A number of different medical problems can cause numbness on the left side, with some being more serious than others. Numbness that lasts more than a few moments should almost always be a cause for alarm, though, as should tingling that occurs over large parts of the body. Strokes, brain tumors, and seizures are some of the main causes of this sort of loss of sensation, but more latent conditions like multiple sclerosis or diabetes might also be responsible. People who regularly feel numb on their left side or who are unable to account for sudden or persistent tingling should usually seek medical attention.
One of the most common causes of numbness anywhere is stroke, which happens when the brain — in part or full — suddenly loses its blood supply. When this lasts for more than a few seconds, the results can be devastating and tend to be immediately noticeable. Smaller strokes can sometimes go undetected at first, though their symptoms and after-effects are usually very apparent. Numbness that is concentrated on one side of the body is often caused by a stroke impacting the part of the brain that controls that side.
The human brain is divided into hemispheres, with the right hemisphere controlling the left side of the body and vice versa. A stroke that impacted any of the major communication zones of the right hemisphere could cause numbness that a person would feel up and down his or her left side. This is particularly true of tingling that happens in multiple places simultaneously, like in an arm, a leg, and shoulder all at the same time.
A brain tumor in the right hemisphere can also cause a slow loss of sensation on the left side of the body, though in these cases the tingling tends to get progressively worse. What may start as intermittent numbness will progress to full loss of feeling. The sooner tumors are identified the better the likelihood that they can be safely removed or neutralized, which makes paying attention to sensation problems really important.
Seizures and Migraines
Migraine headaches and seizures are very different from a medical perspective, but both tend to “signal” or forewarn their arrival with symptoms that can include targeted numbness. Timing can vary from person to person, but in most cases numbness comes and goes with about an hour of either a debilitating headache or a brain seizure. It’s rare for this symptom to be long lasting, and treating the root cause usually takes care of it, too.
The blood sugar condition diabetes sometimes causes damage to the central nervous system, particularly when it has gone untreated for a long time. In some cases this damage can lead to numbness that is focused on certain body parts or even entire sides of the body. Patients can usually get rid of this by bringing their blood sugar levels back within normal range, but not always. Diabetics who experience persistent numbness or tingling should usually get a medical evaluation to figure out if their condition is being properly managed.

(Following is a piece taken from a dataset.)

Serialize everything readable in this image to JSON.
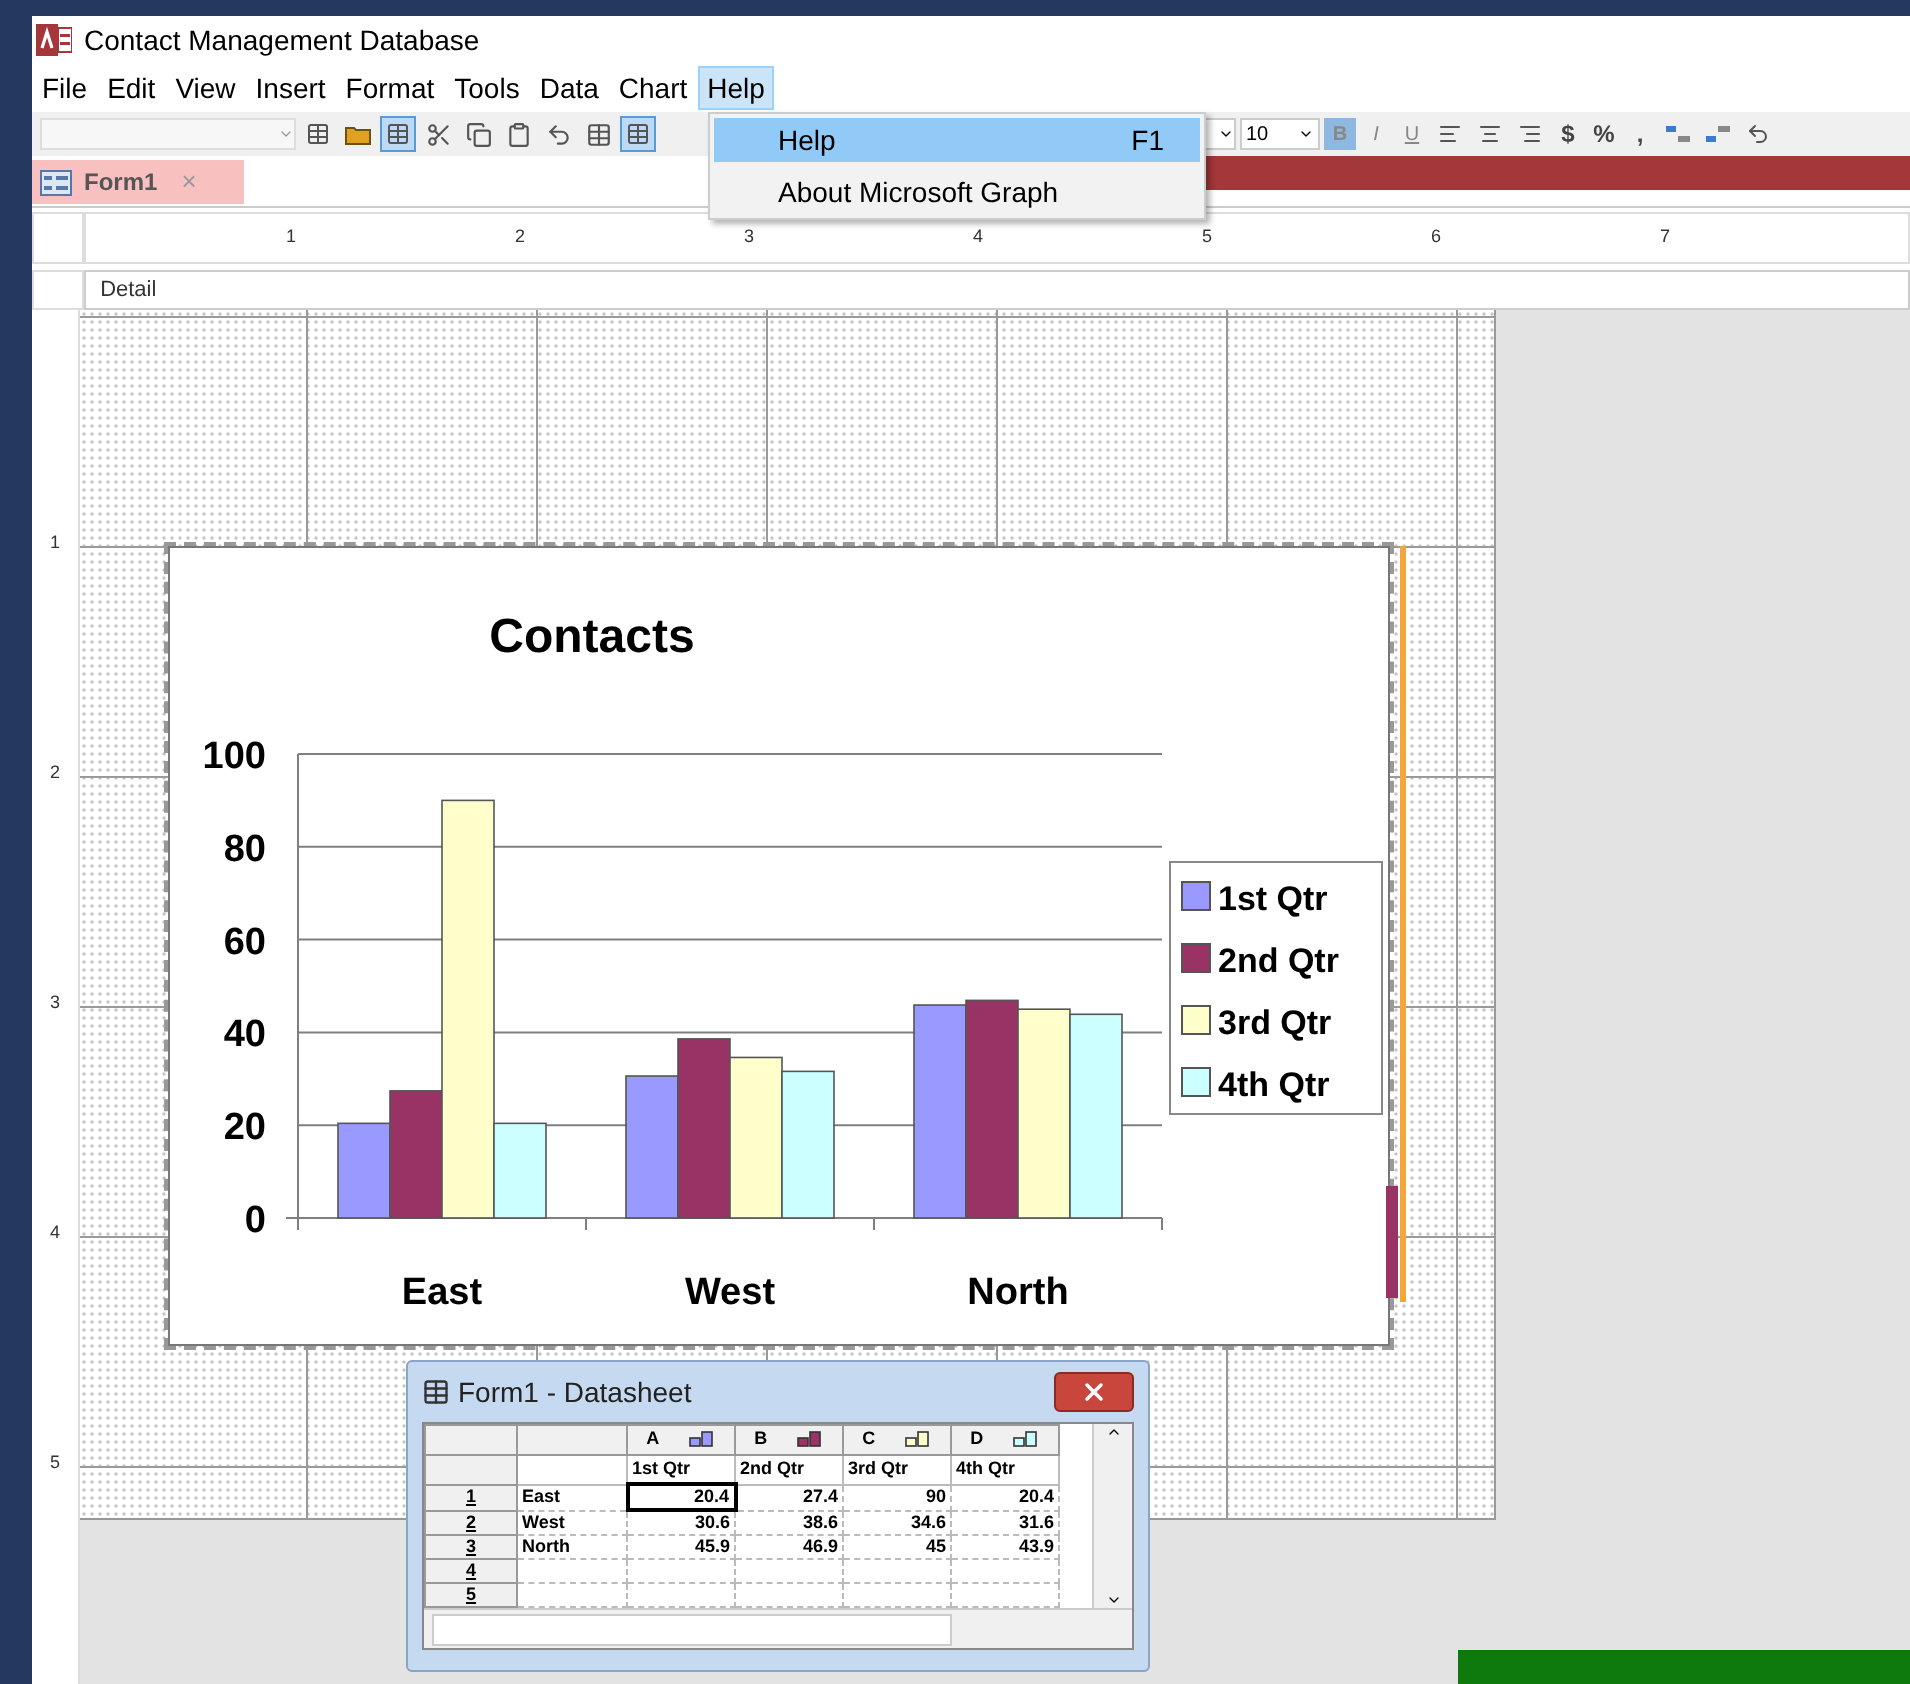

People who suffer from multiple sclerosis sometimes also experience numbness that is concentrated in certain parts of their body. Most patients report tingling in single places, commonly the hands and feet, at first, but as the condition develops this can spread to entire sides of the body. Multiple sclerosis is a degenerative neurological condition where the protective coating around the body’s core nerves begins eroding over time. The disease can’t be cured, but a number of different medications and lifestyle changes can help patients keep their symptoms, including numbness, under control.
Sitting, standing, or lying in one position for prolonged periods of time can sometimes cause numbness on one side, too. People who have limited mobility or who work in vocations that require staying in one position a long time are usually the most at risk for this sort of numbness, and it’s also a common compliant of long-term care patients and others who are confined to bed for any length of time. Changing position and moving the impacted arm and leg can often help get the blood circulating again, which tends to help things feel normal again; people with mobility issues or who are bedridden for months at a time are usually wise to find caregivers who are able to help them move their muscles every now and then.
Treating numbness on the left side usually requires a varied and somewhat dynamic approach, and typically centers on managing and treating the underlying condition. It is rare for entire areas of the body to lose sensation without some other problem. Sometimes tingling will go away on its own, as is often the case with inactivity, but medical providers usually recommend that anyone who experiences numbness that doesn’t go away, that comes and goes with some regularity, or that seems to get worse over time get help to uncover the root cause.